In an emailed statement to MSNBC, CMP said NAF and Planned Parenthood's hate speech defense will not stop the pro-life organization's efforts to hold the pro-choice groups accountable for the videos.
"NAF and Planned Parenthood’s insinuation that free speech equals hate speech is an attempt to shut down a debate they are losing and silence hundreds of millions of pro-life Americans," CMP wrote. "CMP’s videos have a powerful message of non-violence and raise serious legal and ethical questions about Planned Parenthood and NAF’s unaccountable abortion-for-baby-parts business. We will continue to work for public officials to hold Planned Parenthood and NAF accountable under the law for their illicit baby-parts-for-profit scheme."

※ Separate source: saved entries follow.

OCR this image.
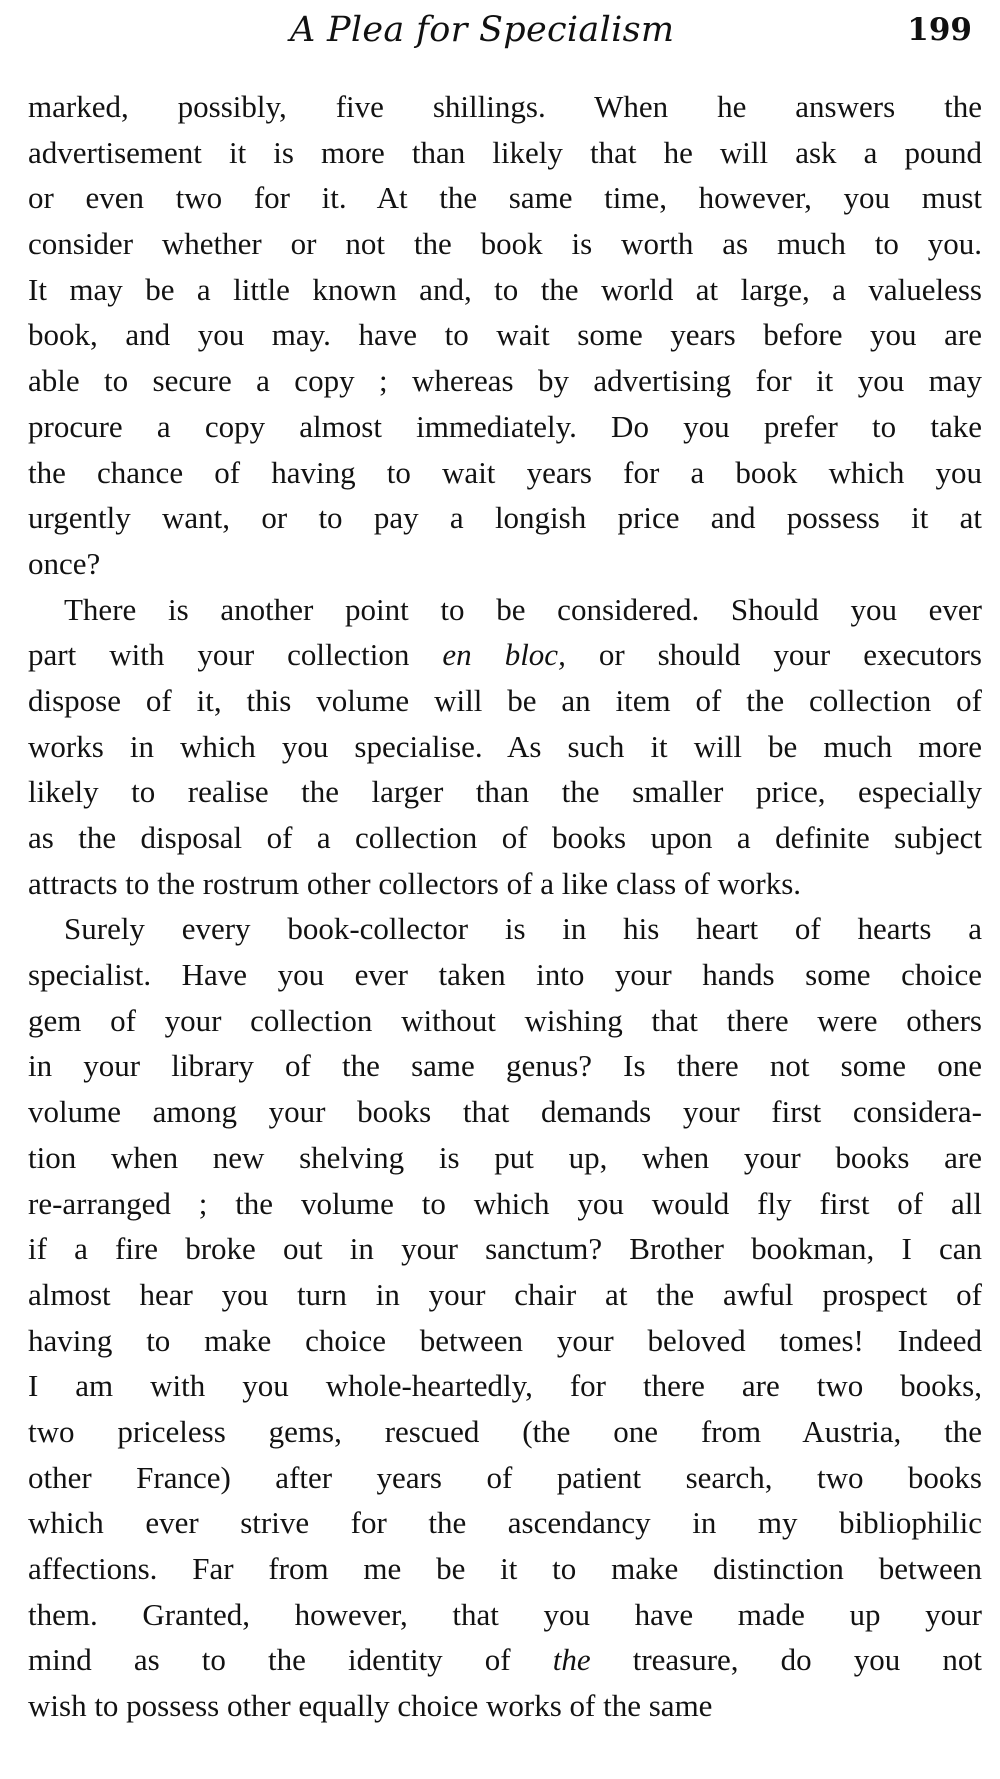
A Plea for Specialism	199
marked, possibly, five shillings. When he answers the
advertisement it is more than likely that he will ask a pound
or even two for it. At the same time, however, you must
consider whether or not the book is worth as much to you.
It may be a little known and, to the world at large, a valueless
book, and you may. have to wait some years before you are
able to secure a copy ; whereas by advertising for it you may
procure a copy almost immediately. Do you prefer to take
the chance of having to wait years for a book which you
urgently want, or to pay a longish price and possess it at
once?
There is another point to be considered. Should you ever
part with your collection en bloc, or should your executors
dispose of it, this volume will be an item of the collection of
works in which you specialise. As such it will be much more
likely to realise the larger than the smaller price, especially
as the disposal of a collection of books upon a definite subject
attracts to the rostrum other collectors of a like class of works.
Surely every book-collector is in his heart of hearts a
specialist. Have you ever taken into your hands some choice
gem of your collection without wishing that there were others
in your library of the same genus? Is there not some one
volume among your books that demands your first considera-
tion when new shelving is put up, when your books are
re-arranged ; the volume to which you would fly first of all
if a fire broke out in your sanctum? Brother bookman, I can
almost hear you turn in your chair at the awful prospect of
having to make choice between your beloved tomes! Indeed
I am with you whole-heartedly, for there are two books,
two priceless gems, rescued (the one from Austria, the
other France) after years of patient search, two books
which ever strive for the ascendancy in my bibliophilic
affections. Far from me be it to make distinction between
them. Granted, however, that you have made up your
mind as to the identity of the treasure, do you not
wish to possess other equally choice works of the same
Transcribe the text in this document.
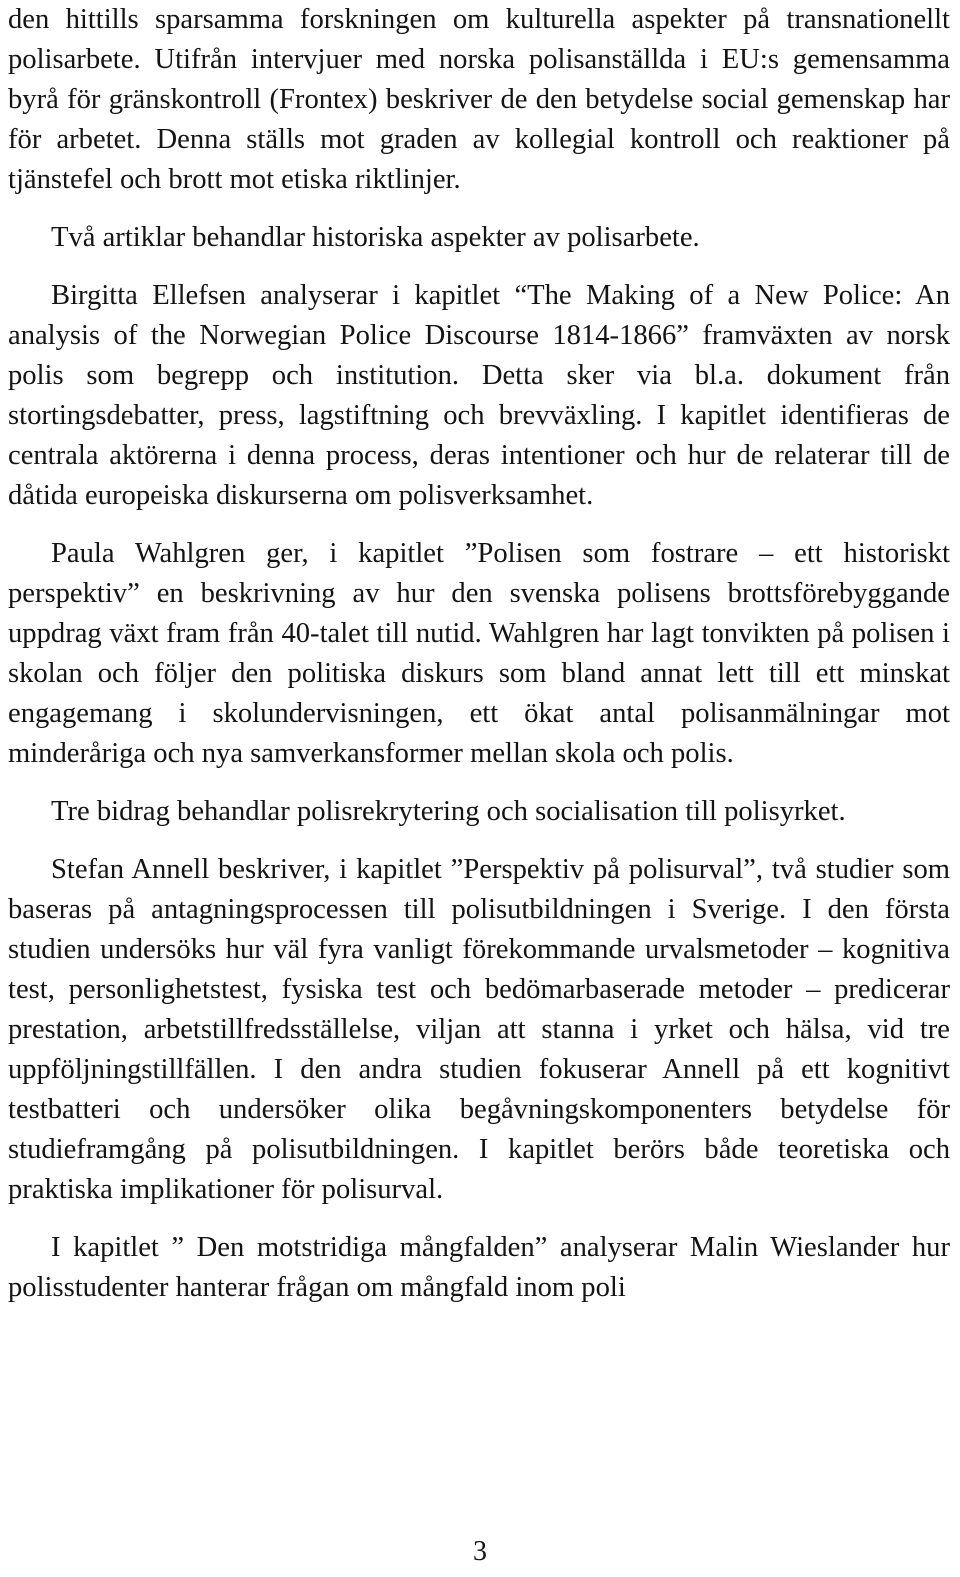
den hittills sparsamma forskningen om kulturella aspekter på transnationellt polisarbete. Utifrån intervjuer med norska polisanställda i EU:s gemensamma byrå för gränskontroll (Frontex) beskriver de den betydelse social gemenskap har för arbetet. Denna ställs mot graden av kollegial kontroll och reaktioner på tjänstefel och brott mot etiska riktlinjer.

Två artiklar behandlar historiska aspekter av polisarbete.

Birgitta Ellefsen analyserar i kapitlet “The Making of a New Police: An analysis of the Norwegian Police Discourse 1814-1866” framväxten av norsk polis som begrepp och institution. Detta sker via bl.a. dokument från stortingsdebatter, press, lagstiftning och brevväxling. I kapitlet identifieras de centrala aktörerna i denna process, deras intentioner och hur de relaterar till de dåtida europeiska diskurserna om polisverksamhet.

Paula Wahlgren ger, i kapitlet ”Polisen som fostrare – ett historiskt perspektiv” en beskrivning av hur den svenska polisens brottsförebyggande uppdrag växt fram från 40-talet till nutid. Wahlgren har lagt tonvikten på polisen i skolan och följer den politiska diskurs som bland annat lett till ett minskat engagemang i skolundervisningen, ett ökat antal polisanmälningar mot minderåriga och nya samverkansformer mellan skola och polis.

Tre bidrag behandlar polisrekrytering och socialisation till polisyrket.

Stefan Annell beskriver, i kapitlet ”Perspektiv på polisurval”, två studier som baseras på antagningsprocessen till polisutbildningen i Sverige. I den första studien undersöks hur väl fyra vanligt förekommande urvalsmetoder – kognitiva test, personlighetstest, fysiska test och bedömarbaserade metoder – predicerar prestation, arbetstillfredsställelse, viljan att stanna i yrket och hälsa, vid tre uppföljningstillfällen. I den andra studien fokuserar Annell på ett kognitivt testbatteri och undersöker olika begåvningskomponenters betydelse för studieframgång på polisutbildningen. I kapitlet berörs både teoretiska och praktiska implikationer för polisurval.

I kapitlet ” Den motstridiga mångfalden” analyserar Malin Wieslander hur polisstudenter hanterar frågan om mångfald inom poli

3
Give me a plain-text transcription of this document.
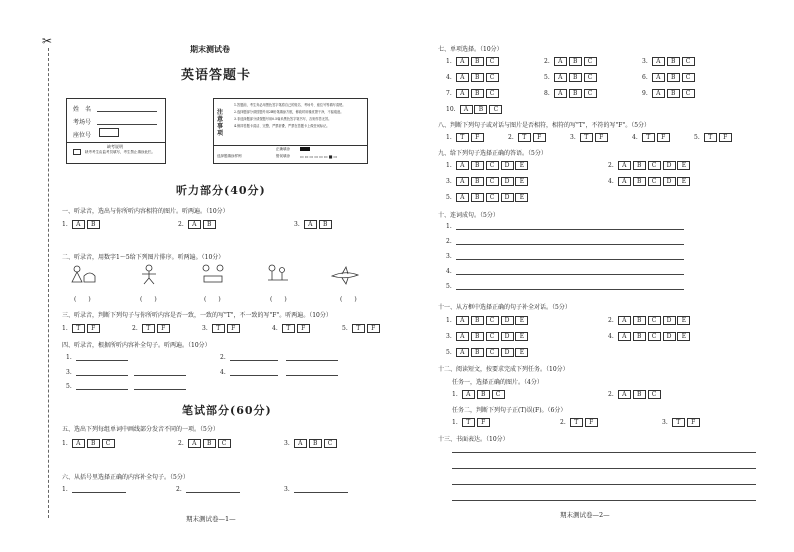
✂
期末测试卷
英语答题卡
姓　名
考场号
座位号
缺考说明
缺考考生由监考员填写，考生禁止填涂此栏。
注意事项
1.答题前，考生务必用黑色签字笔将自己的姓名、考场号、座位号等填写清楚。
2.选择题部分请按题号用2B铅笔填涂方框，修改时用橡皮擦干净，不留痕迹。
3.非选择题部分请按题号用0.5毫米黑色签字笔书写，否则作答无效。
4.保持答题卡清洁、完整，严禁折叠，严禁在答题卡上做任何标记。
选择题填涂样例
正确填涂
错误填涂	▭▭▭▭▭▭■▭
听力部分(40分)
一、听录音，选出与你所听内容相符的图片。听两遍。（10分）
1. A B	2. A B	3. A B
二、听录音，用数字1～5给下列图片排序。听两遍。（10分）
(　　)	(　　)	(　　)	(　　)	(　　)
三、听录音，判断下列句子与你所听内容是否一致，一致的写"T"，不一致的写"F"。听两遍。（10分）
1. T F	2. T F	3. T F	4. T F	5. T F
四、听录音，根据所听内容补全句子。听两遍。（10分）
1.	2.
3.	4.
5.
笔试部分(60分)
五、选出下列每组单词中画线部分发音不同的一项。（5分）
1. A B C	2. A B C	3. A B C
六、从括号里选择正确的内容补全句子。（5分）
1.	2.	3.
期末测试卷—1—
七、单项选择。（10分）
1. A B C	2. A B C	3. A B C
4. A B C	5. A B C	6. A B C
7. A B C	8. A B C	9. A B C
10. A B C
八、判断下列句子或对话与图片是否相符，相符的写"T"，不符的写"F"。（5分）
1. T F	2. T F	3. T F	4. T F	5. T F
九、给下列句子选择正确的答语。（5分）
1. A B C D E	2. A B C D E
3. A B C D E	4. A B C D E
5. A B C D E
十、连词成句。（5分）
1.
2.
3.
4.
5.
十一、从方框中选择正确的句子补全对话。（5分）
1. A B C D E	2. A B C D E
3. A B C D E	4. A B C D E
5. A B C D E
十二、阅读短文，按要求完成下列任务。（10分）
任务一，选择正确的图片。（4分）
1. A B C	2. A B C
任务二，判断下列句子正(T)误(F)。（6分）
1. T F	2. T F	3. T F
十三、书面表达。（10分）
期末测试卷—2—
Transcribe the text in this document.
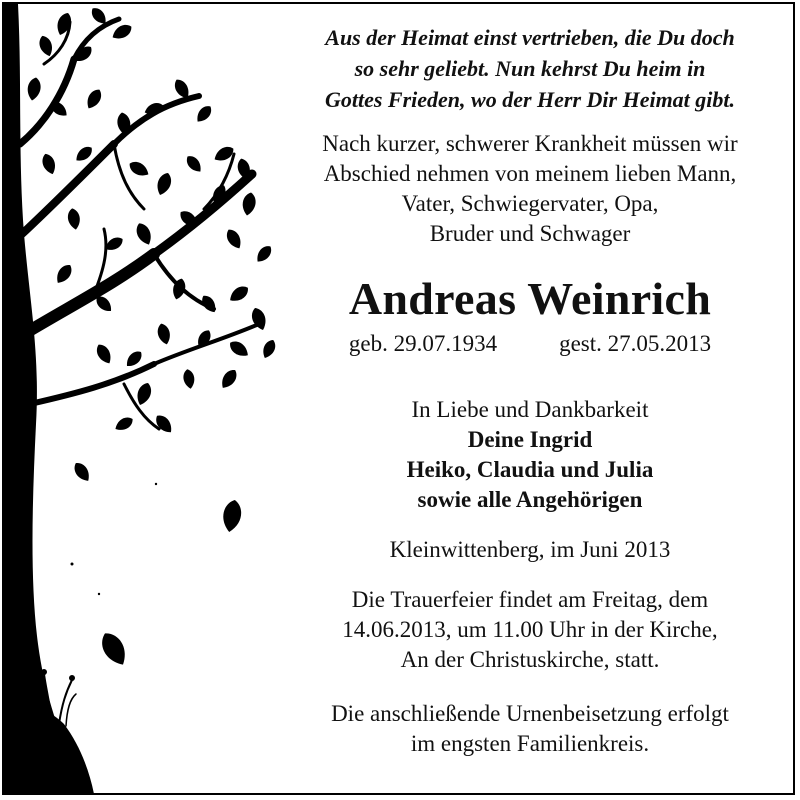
Aus der Heimat einst vertrieben, die Du doch

so sehr geliebt. Nun kehrst Du heim in

Gottes Frieden, wo der Herr Dir Heimat gibt.

Nach kurzer, schwerer Krankheit müssen wir

Abschied nehmen von meinem lieben Mann,

Vater, Schwiegervater, Opa,

Bruder und Schwager

Andreas Weinrich
geb. 29.07.1934	gest. 27.05.2013

In Liebe und Dankbarkeit

Deine Ingrid

Heiko, Claudia und Julia

sowie alle Angehörigen

Kleinwittenberg, im Juni 2013

Die Trauerfeier findet am Freitag, dem

14.06.2013, um 11.00 Uhr in der Kirche,

An der Christuskirche, statt.

Die anschließende Urnenbeisetzung erfolgt

im engsten Familienkreis.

RELATED: Can Trump salvage the women's vote
David Daleiden, the founder of CMP and the anti-abortion activist behind the videos targeting Planned Parenthood, said his home was raided by police last week. During the raid, Daleiden claimed the office of California Attorney General Kamala Harris “seized all video footage” showing Planned Parenthood’s alleged “criminal trade in aborted baby parts, in addition to my personal information.”
Daleiden and another anti-abortion activist, Sandra Merritt, were indicted by a Houston grand jury in January on a felony charge for tampering with government documents, and a misdemeanor charge for the purchase and sale of human organs. However, the grand jury declined to indict Planned Parenthood.